Add in the increased pressure associated with servicing multiple retail locations that anticipate their turnover levels to at least treble in the run-up to the peak Christmas and New Year period, and it is critical that FM services do all they can to keep essential support services operational.
While seven day opening is now commonplace across the retail sector, nonetheless the sheer increase in the volume of goods to be handled as December progresses is substantial.
Figures from the Centre for Retail Research indicate that sales topped £75bn in the six weeks leading up to the end of 2015.
With most experts pinpointing the last full shopping day before Christmas as the peak of demand, most activity tends to concentrate on ensuring that stock control and deliveries remain consistent and on schedule in the two to three weeks before December 25th as consumer demand starts to magnify.

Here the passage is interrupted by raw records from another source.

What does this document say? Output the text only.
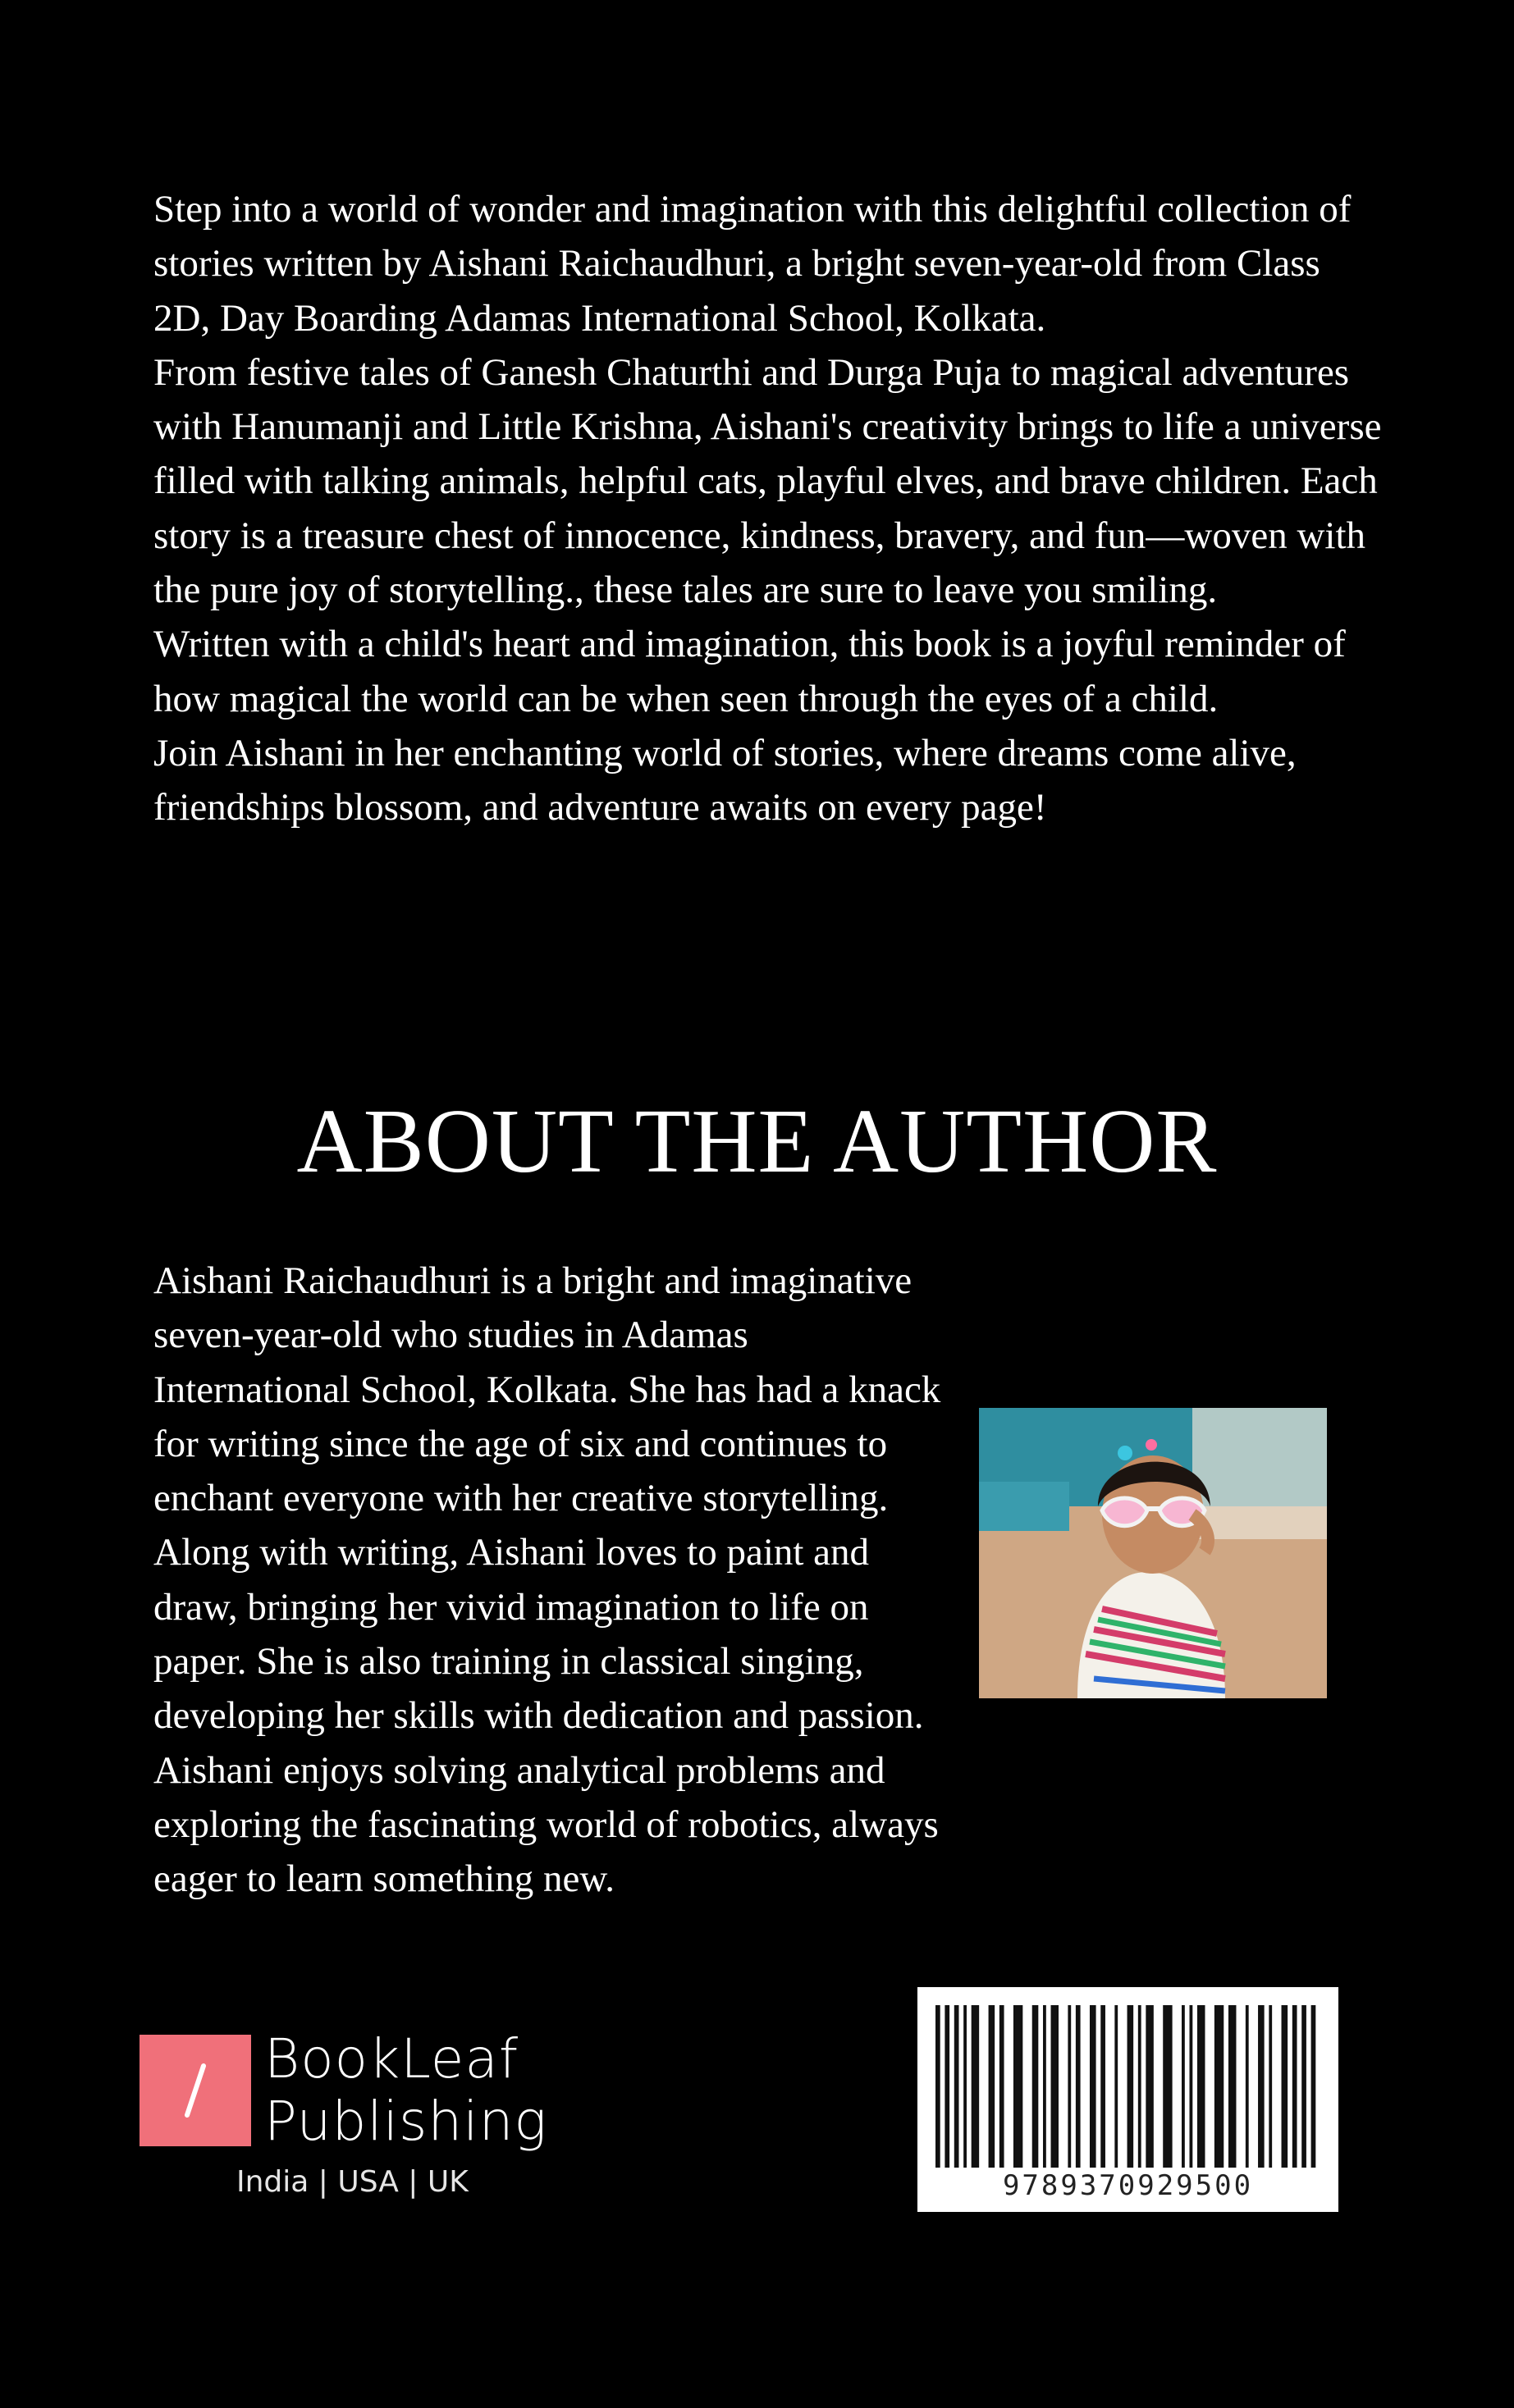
Step into a world of wonder and imagination with this delightful collection of stories written by Aishani Raichaudhuri, a bright seven-year-old from Class 2D, Day Boarding Adamas International School, Kolkata.

From festive tales of Ganesh Chaturthi and Durga Puja to magical adventures with Hanumanji and Little Krishna, Aishani's creativity brings to life a universe filled with talking animals, helpful cats, playful elves, and brave children. Each story is a treasure chest of innocence, kindness, bravery, and fun—woven with the pure joy of storytelling., these tales are sure to leave you smiling.

Written with a child's heart and imagination, this book is a joyful reminder of how magical the world can be when seen through the eyes of a child.

Join Aishani in her enchanting world of stories, where dreams come alive, friendships blossom, and adventure awaits on every page!

ABOUT THE AUTHOR

Aishani Raichaudhuri is a bright and imaginative seven-year-old who studies in Adamas International School, Kolkata. She has had a knack for writing since the age of six and continues to enchant everyone with her creative storytelling.

Along with writing, Aishani loves to paint and draw, bringing her vivid imagination to life on paper. She is also training in classical singing, developing her skills with dedication and passion. Aishani enjoys solving analytical problems and exploring the fascinating world of robotics, always eager to learn something new.

BookLeaf
Publishing
India | USA | UK	9789370929500
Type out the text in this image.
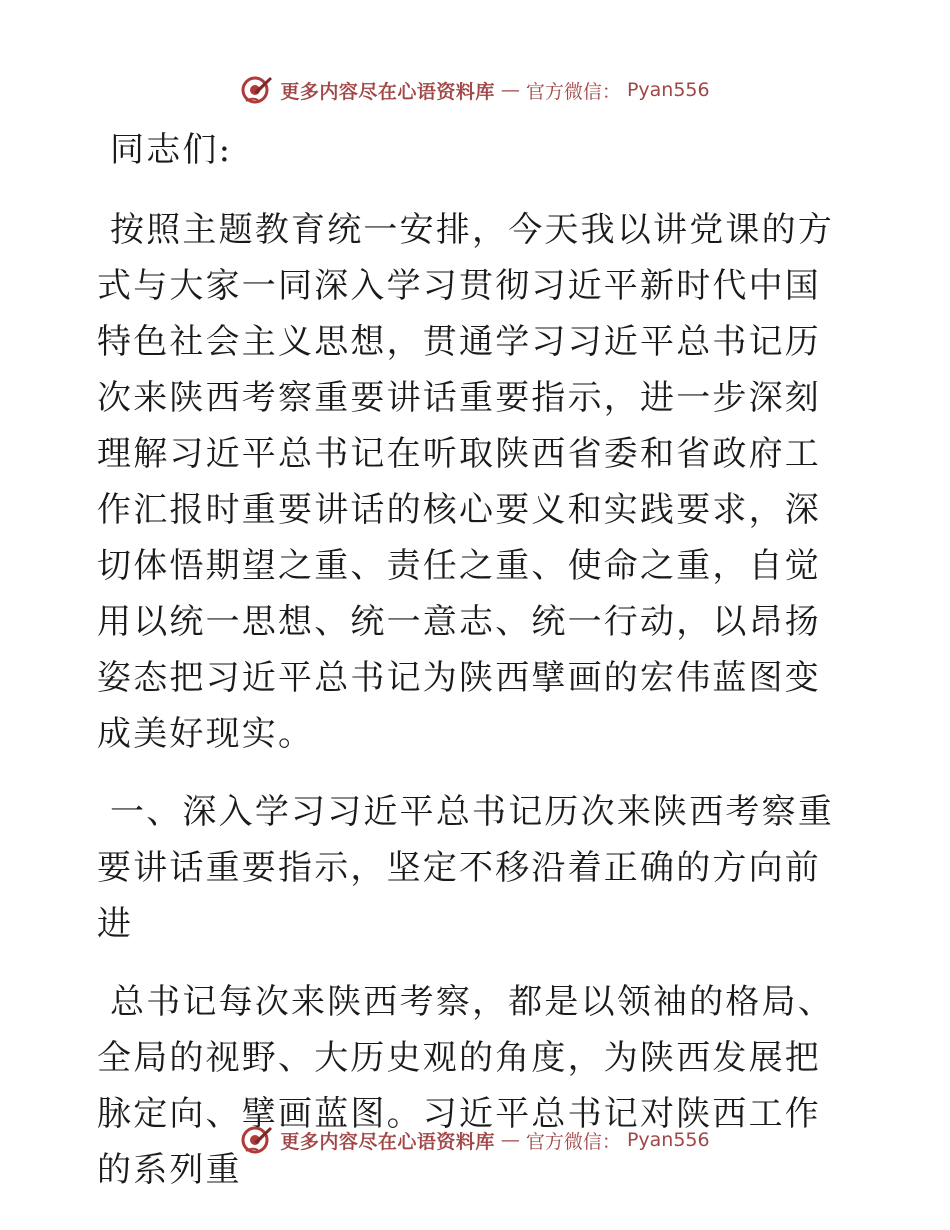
更多内容尽在心语资料库 — 官方微信： Pyan556

同志们:

按照主题教育统一安排，今天我以讲党课的方式与大家一同深入学习贯彻习近平新时代中国特色社会主义思想，贯通学习习近平总书记历次来陕西考察重要讲话重要指示，进一步深刻理解习近平总书记在听取陕西省委和省政府工作汇报时重要讲话的核心要义和实践要求，深切体悟期望之重、责任之重、使命之重，自觉用以统一思想、统一意志、统一行动，以昂扬姿态把习近平总书记为陕西擘画的宏伟蓝图变成美好现实。

一、深入学习习近平总书记历次来陕西考察重要讲话重要指示，坚定不移沿着正确的方向前进

总书记每次来陕西考察，都是以领袖的格局、全局的视野、大历史观的角度，为陕西发展把脉定向、擘画蓝图。习近平总书记对陕西工作的系列重

更多内容尽在心语资料库 — 官方微信： Pyan556
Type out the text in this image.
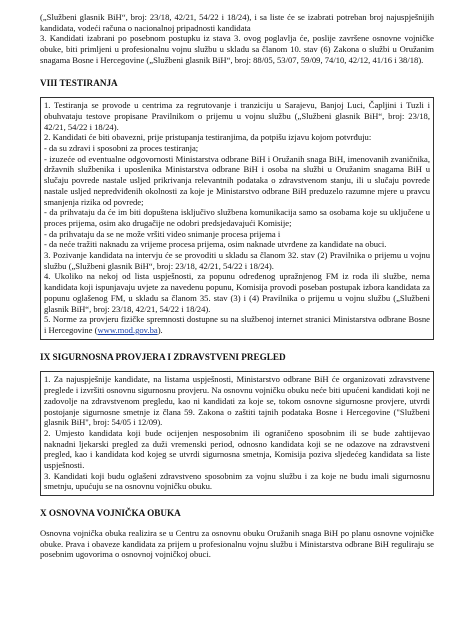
(„Službeni glasnik BiH“, broj: 23/18, 42/21, 54/22 i 18/24), i sa liste će se izabrati potreban broj najuspješnijih kandidata, vodeći računa o nacionalnoj pripadnosti kandidata

3. Kandidati izabrani po posebnom postupku iz stava 3. ovog poglavlja će, poslije završene osnovne vojničke obuke, biti primljeni u profesionalnu vojnu službu u skladu sa članom 10. stav (6) Zakona o službi u Oružanim snagama Bosne i Hercegovine („Službeni glasnik BiH“, broj: 88/05, 53/07, 59/09, 74/10, 42/12, 41/16 i 38/18).

VIII TESTIRANJA

1. Testiranja se provode u centrima za regrutovanje i tranziciju u Sarajevu, Banjoj Luci, Čapljini i Tuzli i obuhvataju testove propisane Pravilnikom o prijemu u vojnu službu („Službeni glasnik BiH“, broj: 23/18, 42/21, 54/22 i 18/24).

2. Kandidati će biti obavezni, prije pristupanja testiranjima, da potpišu izjavu kojom potvrđuju:

- da su zdravi i sposobni za proces testiranja;

- izuzeće od eventualne odgovornosti Ministarstva odbrane BiH i Oružanih snaga BiH, imenovanih zvaničnika, državnih službenika i uposlenika Ministarstva odbrane BiH i osoba na službi u Oružanim snagama BiH u slučaju povrede nastale usljed prikrivanja relevantnih podataka o zdravstvenom stanju, ili u slučaju povrede nastale usljed nepredviđenih okolnosti za koje je Ministarstvo odbrane BiH preduzelo razumne mjere u pravcu smanjenja rizika od povrede;

- da prihvataju da će im biti dopuštena isključivo službena komunikacija samo sa osobama koje su uključene u proces prijema, osim ako drugačije ne odobri predsjedavajući Komisije;

- da prihvataju da se ne može vršiti video snimanje procesa prijema i

- da neće tražiti naknadu za vrijeme procesa prijema, osim naknade utvrđene za kandidate na obuci.

3. Pozivanje kandidata na intervju će se provoditi u skladu sa članom 32. stav (2) Pravilnika o prijemu u vojnu službu („Službeni glasnik BiH“, broj: 23/18, 42/21, 54/22 i 18/24).

4. Ukoliko na nekoj od lista uspješnosti, za popunu određenog upražnjenog FM iz roda ili službe, nema kandidata koji ispunjavaju uvjete za navedenu popunu, Komisija provodi poseban postupak izbora kandidata za popunu oglašenog FM, u skladu sa članom 35. stav (3) i (4) Pravilnika o prijemu u vojnu službu („Službeni glasnik BiH“, broj: 23/18, 42/21, 54/22 i 18/24).

5. Norme za provjeru fizičke spremnosti dostupne su na službenoj internet stranici Ministarstva odbrane Bosne i Hercegovine (www.mod.gov.ba).

IX SIGURNOSNA PROVJERA I ZDRAVSTVENI PREGLED

1. Za najuspješnije kandidate, na listama uspješnosti, Ministarstvo odbrane BiH će organizovati zdravstvene preglede i izvršiti osnovnu sigurnosnu provjeru. Na osnovnu vojničku obuku neće biti upućeni kandidati koji ne zadovolje na zdravstvenom pregledu, kao ni kandidati za koje se, tokom osnovne sigurnosne provjere, utvrdi postojanje sigurnosne smetnje iz člana 59. Zakona o zaštiti tajnih podataka Bosne i Hercegovine ("Službeni glasnik BiH", broj: 54/05 i 12/09).

2. Umjesto kandidata koji bude ocijenjen nesposobnim ili ograničeno sposobnim ili se bude zahtijevao naknadni ljekarski pregled za duži vremenski period, odnosno kandidata koji se ne odazove na zdravstveni pregled, kao i kandidata kod kojeg se utvrdi sigurnosna smetnja, Komisija poziva sljedećeg kandidata sa liste uspješnosti.

3. Kandidati koji budu oglašeni zdravstveno sposobnim za vojnu službu i za koje ne budu imali sigurnosnu smetnju, upućuju se na osnovnu vojničku obuku.

X OSNOVNA VOJNIČKA OBUKA

Osnovna vojnička obuka realizira se u Centru za osnovnu obuku Oružanih snaga BiH po planu osnovne vojničke obuke. Prava i obaveze kandidata za prijem u profesionalnu vojnu službu i Ministarstva odbrane BiH reguliraju se posebnim ugovorima o osnovnoj vojničkoj obuci.
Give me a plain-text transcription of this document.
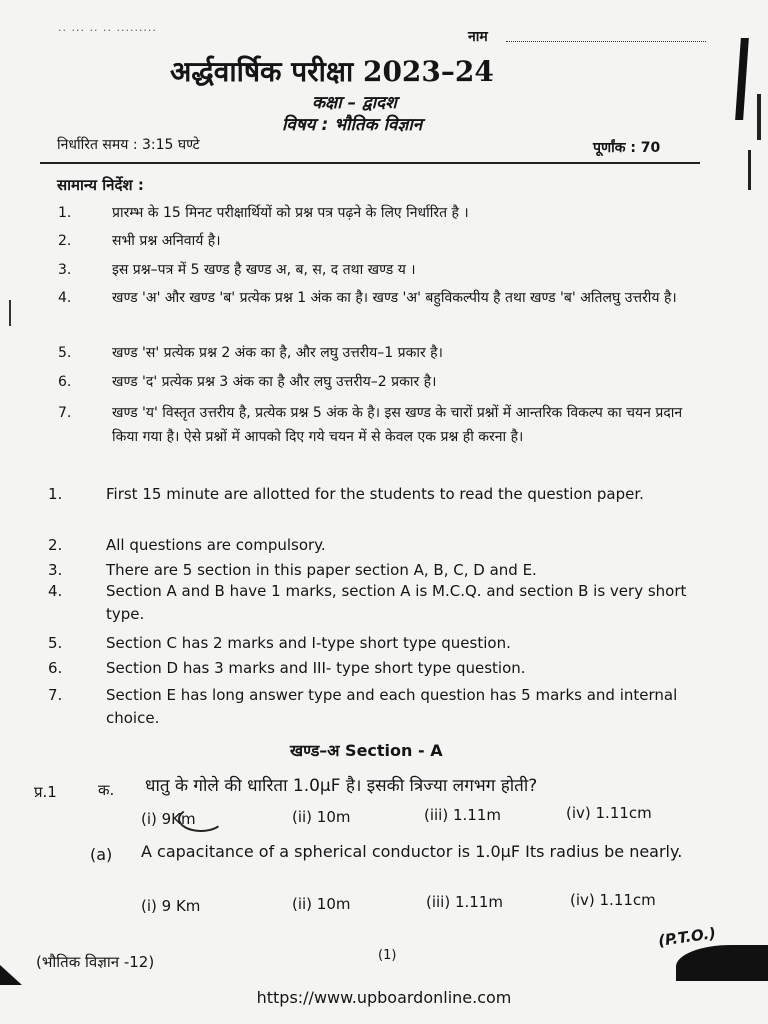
·· ··· ·· ·· ·········	नाम
अर्द्धवार्षिक परीक्षा 2023–24
कक्षा – द्वादश
विषय : भौतिक विज्ञान
निर्धारित समय : 3:15 घण्टे	पूर्णांक : 70
सामान्य निर्देश :
1.	प्रारम्भ के 15 मिनट परीक्षार्थियों को प्रश्न पत्र पढ़ने के लिए निर्धारित है ।
2.	सभी प्रश्न अनिवार्य है।
3.	इस प्रश्न–पत्र में 5 खण्ड है खण्ड अ, ब, स, द तथा खण्ड य ।
4.	खण्ड 'अ' और खण्ड 'ब' प्रत्येक प्रश्न 1 अंक का है। खण्ड 'अ' बहुविकल्पीय है तथा खण्ड 'ब' अतिलघु उत्तरीय है।
5.	खण्ड 'स' प्रत्येक प्रश्न 2 अंक का है, और लघु उत्तरीय–1 प्रकार है।
6.	खण्ड 'द' प्रत्येक प्रश्न 3 अंक का है और लघु उत्तरीय–2 प्रकार है।
7.	खण्ड 'य' विस्तृत उत्तरीय है, प्रत्येक प्रश्न 5 अंक के है। इस खण्ड के चारों प्रश्नों में आन्तरिक विकल्प का चयन प्रदान किया गया है। ऐसे प्रश्नों में आपको दिए गये चयन में से केवल एक प्रश्न ही करना है।
1.	First 15 minute are allotted for the students to read the question paper.
2.	All questions are compulsory.
3.	There are 5 section in this paper section A, B, C, D and E.
4.	Section A and B have 1 marks, section A is M.C.Q. and section B is very short type.
5.	Section C has 2 marks and I-type short type question.
6.	Section D has 3 marks and III- type short type question.
7.	Section E has long answer type and each question has 5 marks and internal choice.
खण्ड–अ Section - A
प्र.1	क. धातु के गोले की धारिता 1.0μF है। इसकी त्रिज्या लगभग होती?
(i) 9Km	(ii) 10m	(iii) 1.11m	(iv) 1.11cm
(a) A capacitance of a spherical conductor is 1.0μF Its radius be nearly.
(i) 9 Km	(ii) 10m	(iii) 1.11m	(iv) 1.11cm
(भौतिक विज्ञान -12)	(1)
(P.T.O.)
https://www.upboardonline.com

It is during these weeks that the operations at distribution centres and depots are at full stretch. Nothing can happen without staff, so high employee availability is key across this timescale.
Many depots look to enforce a holiday freeze so staffing levels are optimised and essential staff are ready and prepared to deliver a 24/7 reactive response to technical issues if required.
FMs who can liaise with the workforce in the months ahead of December to organise rotas, shift patterns and escalation routes if a major problem happens, can ensure everyone is on board and understands the importance of the period to all stakeholders.
Equipment availability – pre-plan
Many operational facets of a distribution centre or depot will be severely tested during the peak build-up period, and it is essential all equipment and services are available at all times.
Pre-planned maintenance and servicing regimes should be completed by the end of November at the latest, so not only will equipment be in full working order with only a minimal chance of breakdown, but maintenance personnel will be free to speedily react to unforeseen operational problems as they occur on the ground.
A fast response to all aspects of operation that could cause an issue - from temperature control of perishable goods, to fork lift trucks and even electrical gates - can prevent a small issue escalating into a major concern that could affect vital delivery schedules to stores waiting for stock.
Pre-planning should also include a ban on all non-essential maintenance work at this time so staff know where the priority lies for the period – which is to keep everything on track and working.
One of the most critical elements in optimising the efficiency of a distribution centre/depot’s performance is the role of loading bays.
With some large-scale depots using up to 250 loading bays and having to carefully match specific loading bay operation functionality to the appropriate transportation, it’s very important that all bays are fully working and constantly available.
Problems in this area can have a profound knock-on effect in terms of transportation scheduling, with lorries having to wait unnecessarily to gain access to the site and the resulting delays causing issues further down the supply chain.
Again, pre-planning in terms of servicing can ensure any electrical and mechanical-related problems are minimised, each loading bay is fully available and deliveries can happen as predicted.
Establishing good communication channels between all parties will also aid the smooth running of operations during a hectic period.
Daily liaison between FM and distribution personnel can often pre-empt potential problems with both sides appreciating the stresses and strains they are each under.
Working together through a joined-up operational strategy on the ground and regular dialogue, will provide a solid foundation for a trouble-free period.
Likewise, clear channels of communication need to be established with specialist third party contractors so that, if required, additional expert skills can be swiftly employed to deal with particularly complex technical challenges such as refrigeration.
The state of the weather is one thing that cannot be controlled and British winters are renowned for serving up exceptional conditions, be they heavy rainfall and floods, snow and ice or fog – all of which can impact a distribution centre’s ability to service the retail outlets that depend upon it.
However, with the amount of forecasting information now readily available, no-one need be surprised or caught out, and paying attention to this information can help alleviate potential problems.
Good contingency planning in the case of adverse weather striking is an essential element for all parties, so that alternative arrangements can be made to ensure goods are where they need to be, when they need to be there.
‘Expect the unexpected’ is a good rule of thumb and given the experience of some recent UK winters, it is clear that planning to deal with challenging weather conditions is an important consideration.
Finally, adopting a strategy of continuous improvement can aid future performance. Undertaking a thorough post-peak period review covering all aspects of the FM operation can highlight successes and identify areas for future improvement.
The holiday period is normally a time to relax and unwind for the majority of the population.
For those responsible for the smooth running of distribution centres and depots which service the vast UK retail sector, it can be a period of high pressure and high expectation.
With careful pre-planning, good communication and a flexible approach, such pressures can be successfully handled and a return to New Year normality enjoyed.